Limitations and Future Research

An initial limitation refers to the fact that the graphical and numerical recommendations are mainly focused on static/summative analysis (as is also the case for NAP on which they build), rather than for dynamic/formative analysis. However, if desired, the Time-Series Nonoverlap plot can be constructed and the separation or overlap zone can be computed even if the data collection in the intervention phase is still ongoing.

Another limitation refers specifically to the recommendation for dealing with trend. The graphical representation involves a visual inspection of trend, but it ignores the "magnitude" of the trend (i.e., the slope of any straight trend line).
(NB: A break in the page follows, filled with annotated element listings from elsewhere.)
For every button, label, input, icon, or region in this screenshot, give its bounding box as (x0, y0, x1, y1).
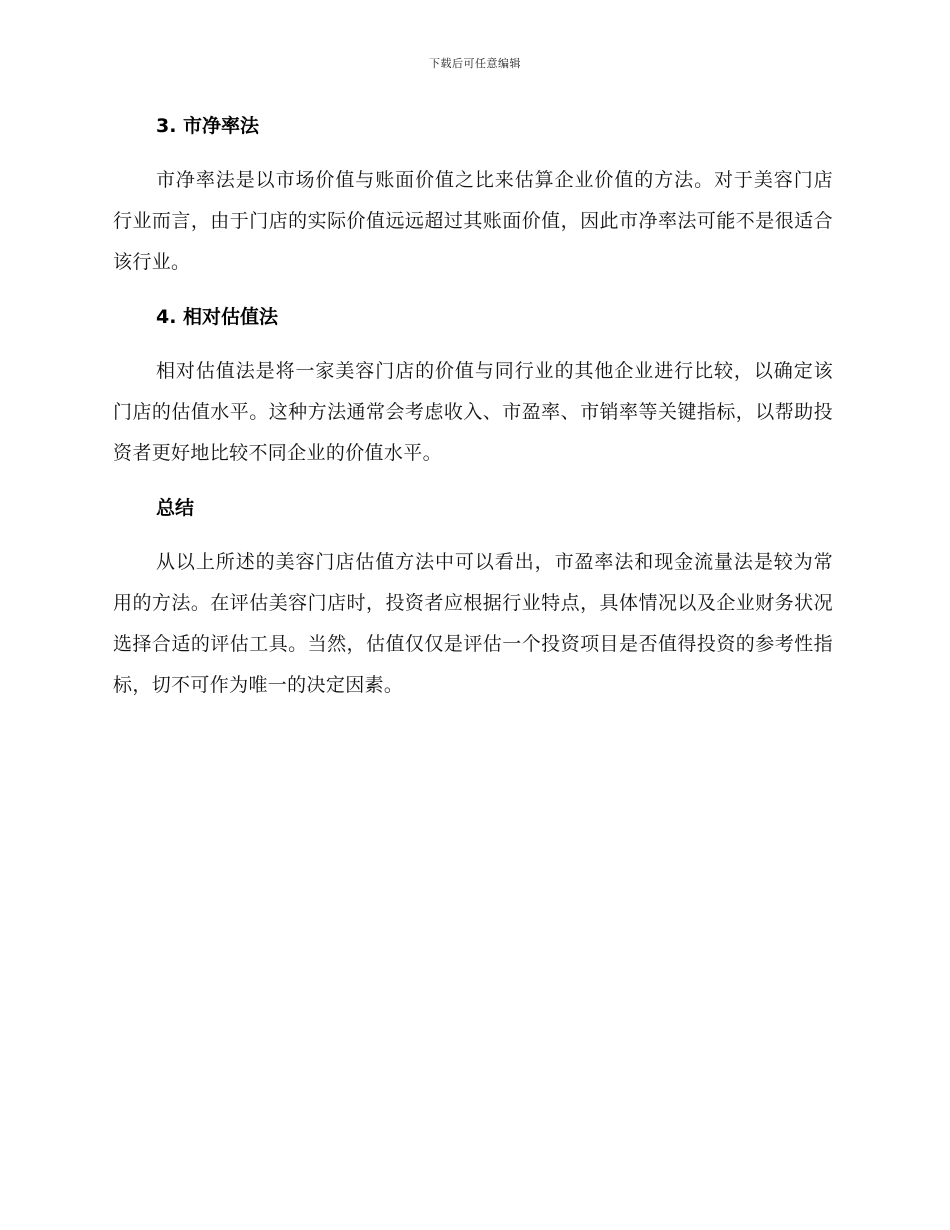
section-paragraph: 市净率法是以市场价值与账面价值之比来估算企业价值的方法。对于美容门店行业而言，由于门店的实际价值远远超过其账面价值，因此市净率法可能不是很适合该行业。 (113, 169, 833, 273)
section-summary (113, 492, 833, 706)
section-paragraph: 相对估值法是将一家美容门店的价值与同行业的其他企业进行比较，以确定该门店的估值水平。这种方法通常会考虑收入、市盈率、市销率等关键指标，以帮助投资者更好地比较不同企业的价值水平。 (113, 360, 833, 464)
section-heading: 总结 (156, 497, 195, 519)
section-market-to-book (113, 110, 833, 283)
section-relative-valuation (113, 301, 833, 474)
section-heading: 4. 相对估值法 (156, 306, 279, 328)
document-body (113, 110, 833, 724)
section-paragraph: 从以上所述的美容门店估值方法中可以看出，市盈率法和现金流量法是较为常用的方法。在评估美容门店时，投资者应根据行业特点，具体情况以及企业财务状况选择合适的评估工具。当然，估值仅仅是评估一个投资项目是否值得投资的参考性指标，切不可作为唯一的决定因素。 (113, 551, 833, 696)
section-heading: 3. 市净率法 (156, 115, 260, 137)
page-header-note: 下载后可任意编辑 (429, 57, 521, 70)
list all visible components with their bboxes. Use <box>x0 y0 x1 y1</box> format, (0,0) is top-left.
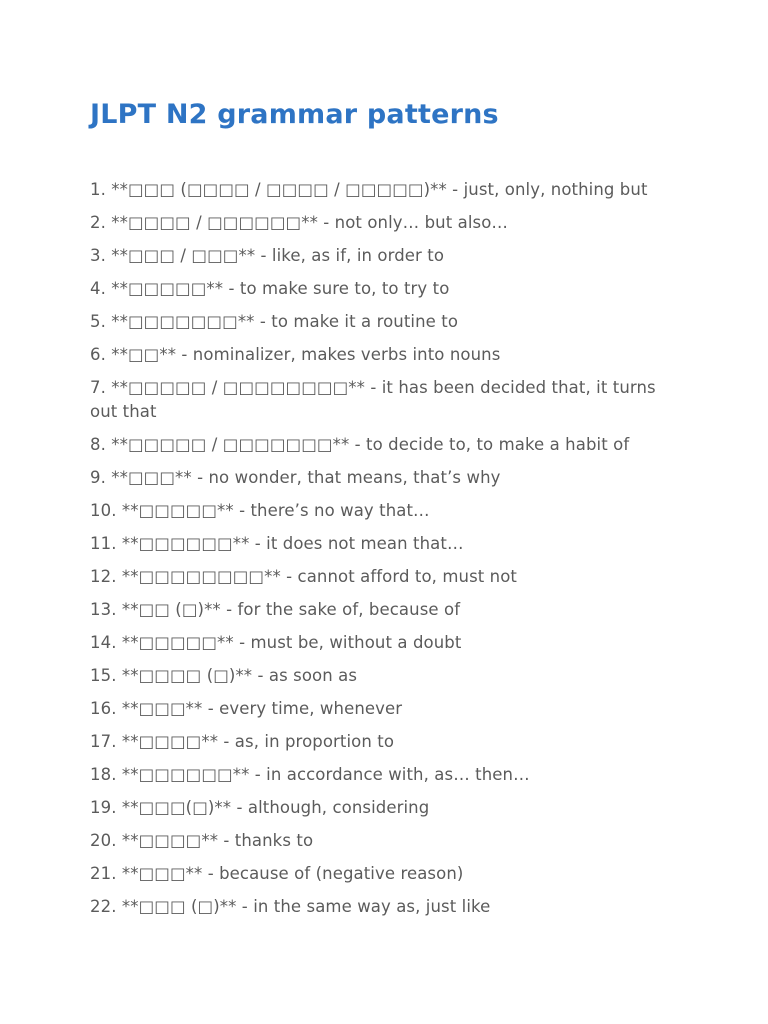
list-item: 6. **□□** - nominalizer, makes verbs into nouns <box>90 345 501 364</box>
list-item: 1. **□□□ (□□□□ / □□□□ / □□□□□)** - just, only, nothing but <box>90 180 648 199</box>
list-item: 15. **□□□□ (□)** - as soon as <box>90 666 358 685</box>
list-item: 3. **□□□ / □□□** - like, as if, in order to <box>90 246 445 265</box>
list-item: 13. **□□ (□)** - for the sake of, because of <box>90 600 461 619</box>
list-item: 7. **□□□□□ / □□□□□□□□** - it has been decided that, it turns out that <box>90 378 656 421</box>
list-item: 12. **□□□□□□□□** - cannot afford to, must not <box>90 567 518 586</box>
list-item: 20. **□□□□** - thanks to <box>90 831 314 850</box>
list-item: 16. **□□□** - every time, whenever <box>90 699 403 718</box>
list-item: 4. **□□□□□** - to make sure to, to try to <box>90 279 450 298</box>
list-item: 19. **□□□(□)** - although, considering <box>90 798 430 817</box>
document-page <box>90 96 690 916</box>
list-item: 21. **□□□** - because of (negative reason) <box>90 864 464 883</box>
list-item: 2. **□□□□ / □□□□□□** - not only… but also… <box>90 213 509 232</box>
list-item: 17. **□□□□** - as, in proportion to <box>90 732 395 751</box>
list-item: 22. **□□□ (□)** - in the same way as, just like <box>90 897 491 916</box>
grammar-pattern-list <box>90 178 660 928</box>
list-item: 8. **□□□□□ / □□□□□□□** - to decide to, to make a habit of <box>90 435 630 454</box>
document-title: JLPT N2 grammar patterns <box>90 99 499 130</box>
list-item: 11. **□□□□□□** - it does not mean that… <box>90 534 464 553</box>
list-item: 10. **□□□□□** - there’s no way that… <box>90 501 430 520</box>
list-item: 5. **□□□□□□□** - to make it a routine to <box>90 312 459 331</box>
list-item: 14. **□□□□□** - must be, without a doubt <box>90 633 462 652</box>
list-item: 9. **□□□** - no wonder, that means, that’s why <box>90 468 501 487</box>
list-item: 18. **□□□□□□** - in accordance with, as… then… <box>90 765 530 784</box>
In that sense, future research could compare the use of NAP accompanied by the Time-Series Nonoverlap Plot with the use of Tau-UA vs. B–Trend A (Parker et al., 2011a, 2011b) and the use of the Baseline corrected Tau (Tarlow, 2017).

A third limitation refers to the definition of overlap zone (Morley, 2018; Parker et al., 2011a, b, 2014) and the degree of separation. Given that both are based on identifying the best baseline measurement and the worst intervention phase measurement, they can be sensitive to outliers. Complementing the overlap zone with the percentage of values that are included in it, as suggested in the current article, is expected to mitigate this sensitivity: if the overlap is due to an outlier, a small percentage of data points would be included in the overlap zone.
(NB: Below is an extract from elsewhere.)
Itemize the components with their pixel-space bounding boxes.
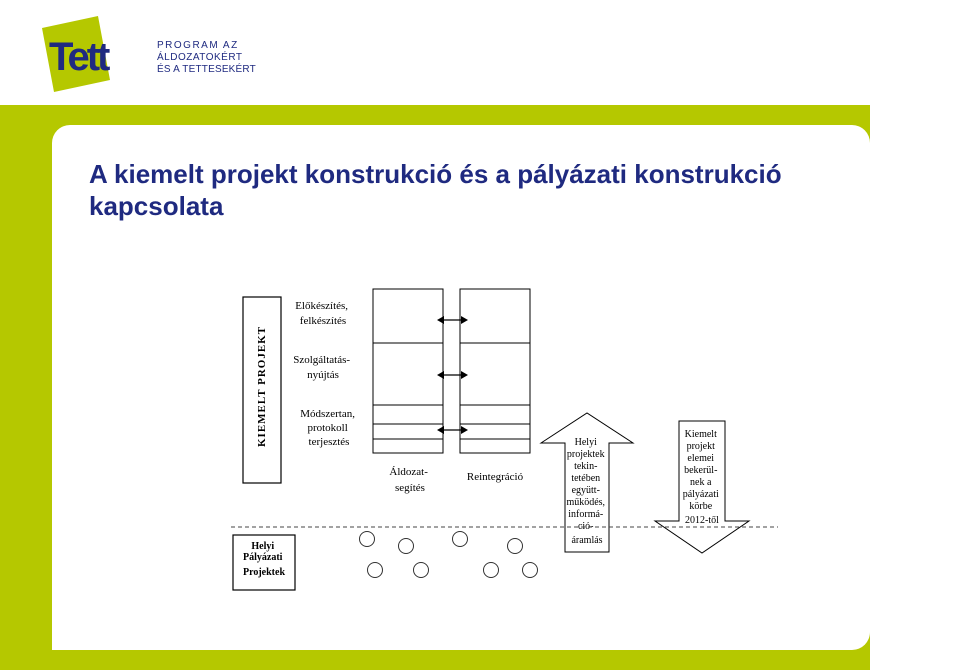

The recommendations are theoretically based rather than empirically validated, which entails that further research is necessary. Given that the current article is best understood as proof of concept including few examples, a broader field test with real data can be performed, comparing the conclusions reached after using only NAP and the conclusions reached complementing NAP with the plot and quantifications suggested here. A different line of research could focus on simulation studies comparing the quantifications obtained from the current plot (i.e., percentage of data in the overlap zone) to other commonly used overlap measures such as NAP and Tau-UA vs. B–Trend A. Such a simulation study could help answering the question whether different quantifications lead to converging or discrepant conclusions (according to the simulation conditions). In that context, it would also be possible to develop potential cut-off scores for the percentage of data in the overlap zone to categorize effects into weak, medium, and strong as has been commonly done for other overlap measures.